Long hailed as a must-see live act, Nada Surf has announced the first legs of their 2024 Moon Mirror world tour. Beginning on 2nd October in Washington, DC, the US tour features an appearance at the When We Were Young Festival in Las Vegas, where they will perform their 2002 fan favourite Let Go in its entirety. Supporting the US dates will be their New West labelmates, the acclaimed New Zealand-based indie-rock band Office Dog. The European leg of the tour will launch on November 14 in Madrid. Please see tour dates, with more to be added, below.
Nada Surf formed in New York City in 1992 and released their debut single, "The Plan"/"Telescope" in 1994. They signed to Elektra Records and released their first full-length High/Low in 1996. Produced by Ric Ocasek of the Cars, High/Low was an instant hit based on the massive success of its lead single "Popular," but the band truly hit its stride in the 2000s, starting with the release of 2002's Let Go. Anthemic, catchy, yet emotionally knotty, that album won them new fans and greater acclaim, and they built on both with each subsequent release, including 2005's melancholic The Weight Is a Gift and the bone-raw The Stars Are Indifferent to Astronomy. Rather than summarise their celebrated career with a traditional greatest hits package, on 2016's Peaceful Ghosts they recorded some of their most popular songs alongside the Deutsches Filmorchester Babelsberg, one of the only remaining film orchestras in Western Europe.
For most of the band's thirty years, Nada Surf has had the same core lineup: Matthew Caws (vocals, guitar), Daniel Lorca (bass, vocals), and Ira Elliot (drums). On Moon Mirror, they are joined by their friend and longtime collaborator, Louie Lino.

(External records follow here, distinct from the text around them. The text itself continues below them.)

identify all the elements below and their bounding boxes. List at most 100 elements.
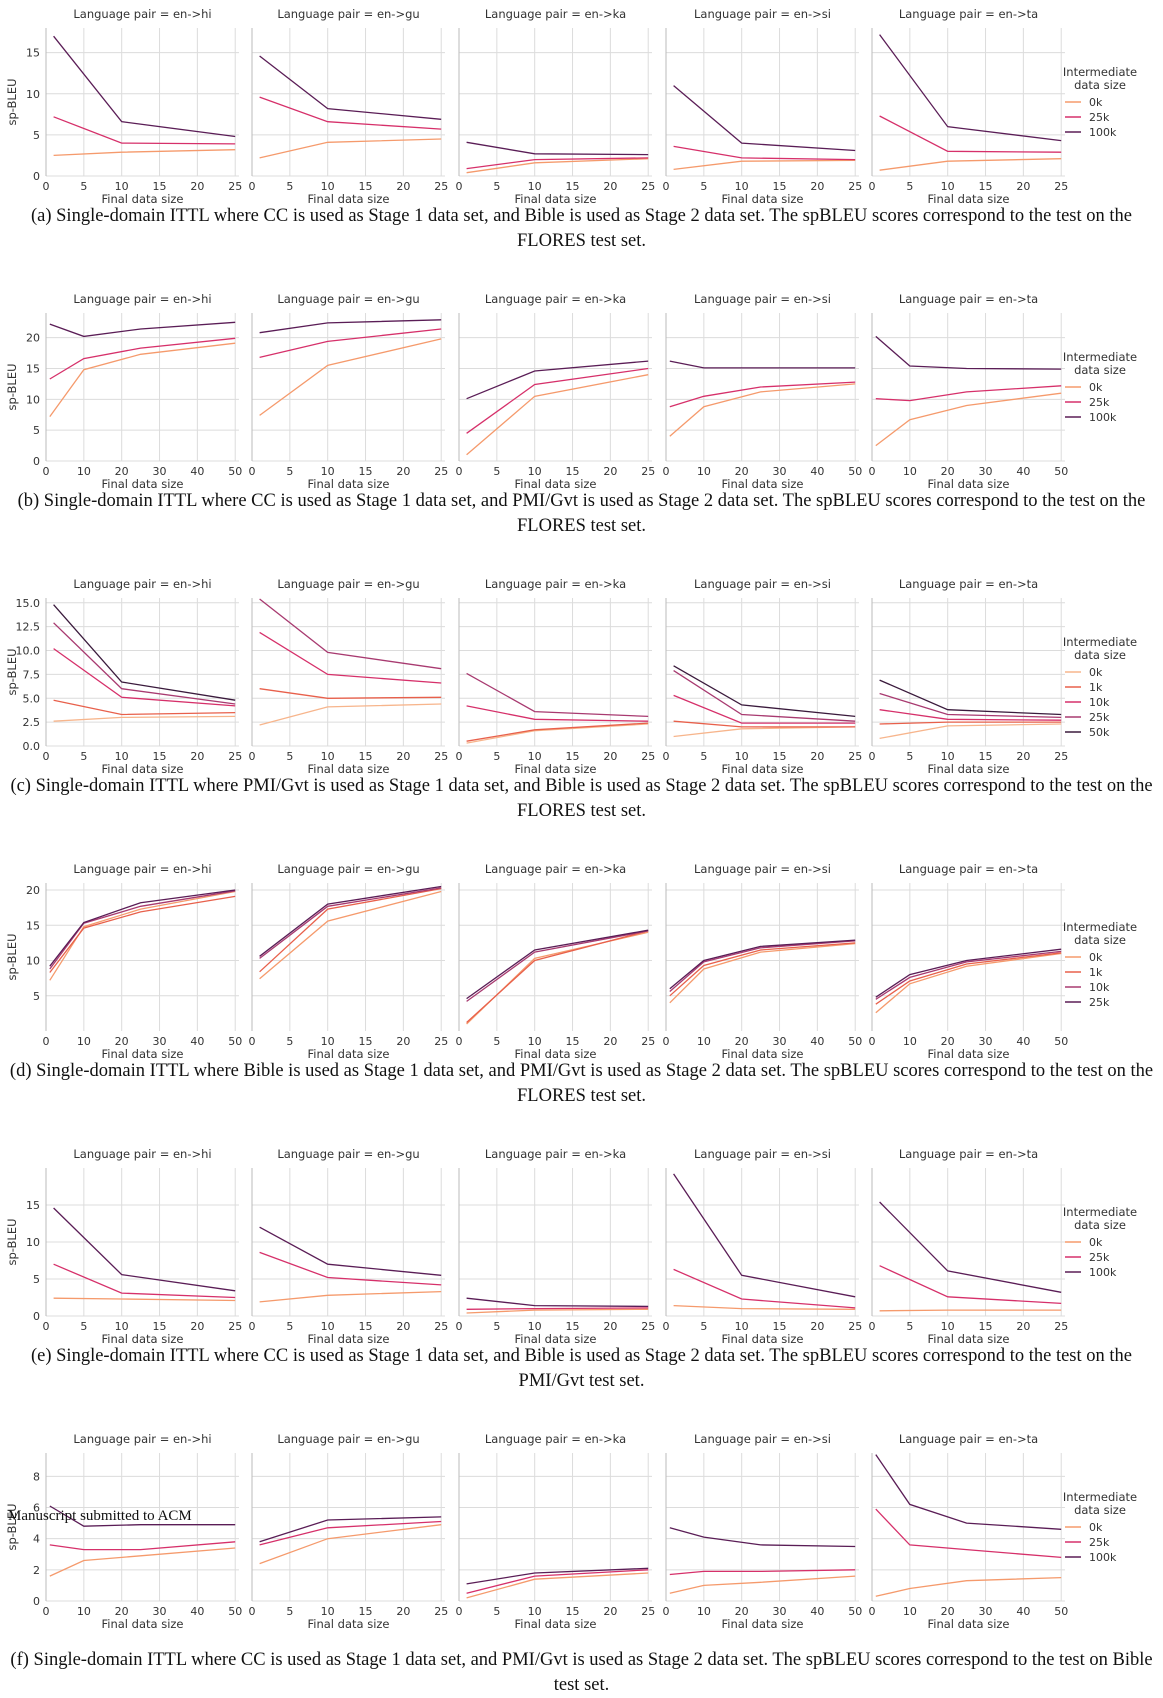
x-tick-label: 15 — [566, 1035, 580, 1048]
series-line-25k — [49, 337, 236, 380]
legend-title: data size — [1074, 363, 1126, 377]
series-line-10k — [879, 709, 1062, 721]
series-line-10k — [466, 930, 649, 1002]
x-tick-label: 5 — [700, 750, 707, 763]
x-axis-label: Final data size — [101, 1617, 183, 1631]
series-line-25k — [259, 1251, 442, 1286]
x-tick-label: 25 — [228, 1320, 242, 1333]
y-tick-label: 0 — [33, 455, 40, 468]
x-tick-label: 10 — [735, 180, 749, 193]
series-line-100k — [259, 1226, 442, 1276]
panel-title: Language pair = en->ka — [485, 577, 626, 591]
y-tick-label: 0.0 — [23, 740, 41, 753]
x-tick-label: 0 — [663, 180, 670, 193]
x-axis-label: Final data size — [927, 762, 1009, 776]
y-tick-label: 15 — [26, 363, 40, 376]
series-line-1k — [673, 720, 856, 728]
series-line-25k — [259, 598, 442, 670]
x-tick-label: 20 — [603, 1320, 617, 1333]
x-tick-label: 0 — [869, 465, 876, 478]
series-line-100k — [53, 35, 236, 138]
x-tick-label: 50 — [1054, 1035, 1068, 1048]
x-tick-label: 20 — [603, 1035, 617, 1048]
series-line-25k — [673, 1268, 856, 1309]
legend-title: Intermediate — [1063, 1205, 1137, 1219]
x-tick-label: 20 — [1016, 1320, 1030, 1333]
x-tick-label: 10 — [321, 465, 335, 478]
x-tick-label: 20 — [810, 750, 824, 763]
series-line-10k — [49, 890, 236, 970]
series-line-0k — [259, 703, 442, 726]
series-line-10k — [875, 950, 1062, 1000]
x-tick-label: 20 — [115, 1035, 129, 1048]
x-tick-label: 25 — [641, 1605, 655, 1618]
panel-title: Language pair = en->si — [694, 7, 831, 21]
x-tick-label: 5 — [286, 465, 293, 478]
x-tick-label: 15 — [359, 465, 373, 478]
x-tick-label: 5 — [700, 1320, 707, 1333]
figure-caption: (e) Single-domain ITTL where CC is used … — [30, 1346, 1132, 1391]
y-tick-label: 5 — [33, 424, 40, 437]
x-axis-label: Final data size — [927, 1047, 1009, 1061]
x-tick-label: 50 — [228, 1605, 242, 1618]
x-tick-label: 0 — [43, 180, 50, 193]
series-line-25k — [875, 1508, 1062, 1559]
y-tick-label: 10 — [26, 393, 40, 406]
y-tick-label: 8 — [33, 1470, 40, 1483]
series-line-0k — [49, 1547, 236, 1577]
y-tick-label: 10 — [26, 88, 40, 101]
panel-title: Language pair = en->hi — [73, 292, 211, 306]
series-line-100k — [259, 55, 442, 120]
series-line-0k — [875, 392, 1062, 447]
series-line-0k — [259, 138, 442, 159]
x-tick-label: 10 — [528, 1320, 542, 1333]
x-tick-label: 15 — [773, 750, 787, 763]
y-tick-label: 15 — [26, 919, 40, 932]
x-tick-label: 20 — [603, 180, 617, 193]
series-line-0k — [259, 1290, 442, 1303]
panel-title: Language pair = en->si — [694, 292, 831, 306]
x-tick-label: 20 — [941, 1035, 955, 1048]
x-tick-label: 10 — [941, 750, 955, 763]
panel-title: Language pair = en->ka — [485, 1147, 626, 1161]
x-tick-label: 15 — [773, 180, 787, 193]
x-tick-label: 15 — [566, 465, 580, 478]
x-tick-label: 0 — [456, 1035, 463, 1048]
panel-title: Language pair = en->gu — [277, 292, 419, 306]
x-tick-label: 25 — [848, 1320, 862, 1333]
legend-title: data size — [1074, 1503, 1126, 1517]
legend-label-25k: 25k — [1089, 711, 1110, 724]
x-tick-label: 50 — [848, 465, 862, 478]
legend-label-25k: 25k — [1089, 1536, 1110, 1549]
series-line-0k — [49, 342, 236, 417]
panel-title: Language pair = en->ka — [485, 1432, 626, 1446]
legend-label-10k: 10k — [1089, 696, 1110, 709]
x-tick-label: 0 — [249, 180, 256, 193]
x-tick-label: 10 — [697, 465, 711, 478]
y-tick-label: 5 — [33, 1273, 40, 1286]
x-tick-label: 5 — [493, 180, 500, 193]
x-tick-label: 50 — [848, 1035, 862, 1048]
x-tick-label: 5 — [80, 180, 87, 193]
series-line-1k — [879, 721, 1062, 725]
x-tick-label: 15 — [153, 180, 167, 193]
x-tick-label: 0 — [43, 1605, 50, 1618]
x-tick-label: 10 — [941, 1320, 955, 1333]
x-tick-label: 25 — [228, 750, 242, 763]
panel-title: Language pair = en->ta — [899, 577, 1038, 591]
x-tick-label: 25 — [641, 465, 655, 478]
legend-title: data size — [1074, 78, 1126, 92]
series-line-1k — [259, 887, 442, 973]
y-axis-label: sp-BLEU — [5, 363, 19, 410]
panel-title: Language pair = en->gu — [277, 1432, 419, 1446]
x-tick-label: 10 — [697, 1035, 711, 1048]
panel-title: Language pair = en->gu — [277, 1147, 419, 1161]
x-tick-label: 0 — [456, 750, 463, 763]
x-tick-label: 40 — [1016, 1605, 1030, 1618]
x-axis-label: Final data size — [514, 1047, 596, 1061]
series-line-100k — [259, 319, 442, 334]
series-line-0k — [875, 952, 1062, 1014]
x-tick-label: 5 — [286, 180, 293, 193]
legend-title: data size — [1074, 1218, 1126, 1232]
series-line-25k — [49, 889, 236, 967]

Nada Surf's Moon Mirror will be available across digital platforms, on compact disc, and standard black vinyl. A limited 2-LP Moon Mirror (Reflection) - Deluxe Edition will be available on "Galaxy Splatter" colour vinyl and features a bonus LP including 10 original demos for the album recorded by Matthew Caws. The Deluxe Edition will also be available as a limited 2-CD version as well. A limited Opaque Jade colour vinyl edition including an orange flexi disc single featuring an exclusive, unreleased recording will be available via Rough Trade. A limited coke bottle clear colour vinyl edition will be available via Independent Retailers worldwide.